Tales from the Bureaucratic Crypt

There is plenty of buzz around the blogosphere about how some wounded vets who have been discharged due to their injuries, are being asked to give portions of their enlistment bonuses back because they hadn't served their full term of enlistment.

For anyone who has served time in the military is probably not surprised by this display of bureaucracy in action. It is practically standard operating procedure. If anyone has forgotten this, I refer you back to the Walter Reed brou-ha-ha from earlier this year.

The bad results of such bureaucracy are usually unintentional, but sadly are hard to combat.

The best observations on this can be read at In From the Cold:
As a retired military officer, I have no doubt that the letter was a mistake. And, I have no reason to believe that the Army isn't trying to rectify the situation.


The military, like the rest of the federal government, operates under personnel and compensation rules that are, at times, obtuse, confusing and even contradictory. Making matters worse, many of these databases can't share information, due to the Privacy Act or technical problems.

Enter Private Fox. Somewhere, an Army finance system showed that Fox was discharged before his tour was up, and that he received a reenlistment bonus.
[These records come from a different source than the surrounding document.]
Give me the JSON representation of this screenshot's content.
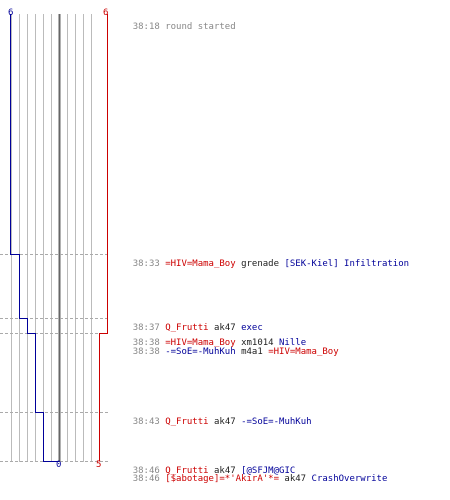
{
  "colors": {
    "team_a": "#000099",
    "team_b": "#cc0000",
    "grid": "#bbbbbb",
    "time": "#888888",
    "weapon": "#222222"
  },
  "scores": {
    "team_a_start": "6",
    "team_b_start": "6",
    "team_a_end": "0",
    "team_b_end": "5"
  },
  "events": [
    {
      "time": "38:18",
      "killer": "",
      "weapon": "",
      "victim": "",
      "note": "round started"
    },
    {
      "time": "38:33",
      "killer": "=HIV=Mama_Boy",
      "weapon": "grenade",
      "victim": "[SEK-Kiel] Infiltration"
    },
    {
      "time": "38:37",
      "killer": "Q_Frutti",
      "weapon": "ak47",
      "victim": "exec"
    },
    {
      "time": "38:38",
      "killer": "=HIV=Mama_Boy",
      "weapon": "xm1014",
      "victim": "Nille"
    },
    {
      "time": "38:38",
      "killer": "-=SoE=-MuhKuh",
      "weapon": "m4a1",
      "victim": "=HIV=Mama_Boy"
    },
    {
      "time": "38:43",
      "killer": "Q_Frutti",
      "weapon": "ak47",
      "victim": "-=SoE=-MuhKuh"
    },
    {
      "time": "38:46",
      "killer": "Q_Frutti",
      "weapon": "ak47",
      "victim": "[@SFJM@GIC"
    },
    {
      "time": "38:46",
      "killer": "[$abotage]=*'AkirA'*=",
      "weapon": "ak47",
      "victim": "CrashOverwrite"
    }
  ]
}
Based on the early release and the amount paid, the "system" determined that Fox must refund part of that money.

Meanwhile, other databases (correctly) identified Fox as a wounded warrior who had to leave the military due to combat-related injuries. If the compensation system could only communicate with the appropriate personnel databases, then Fox wouldn't have received that letter, demanding a refund.
For those of us in the military, this is representative of headaches we face everyday. Luckily, my worst headache is dealing with DTS.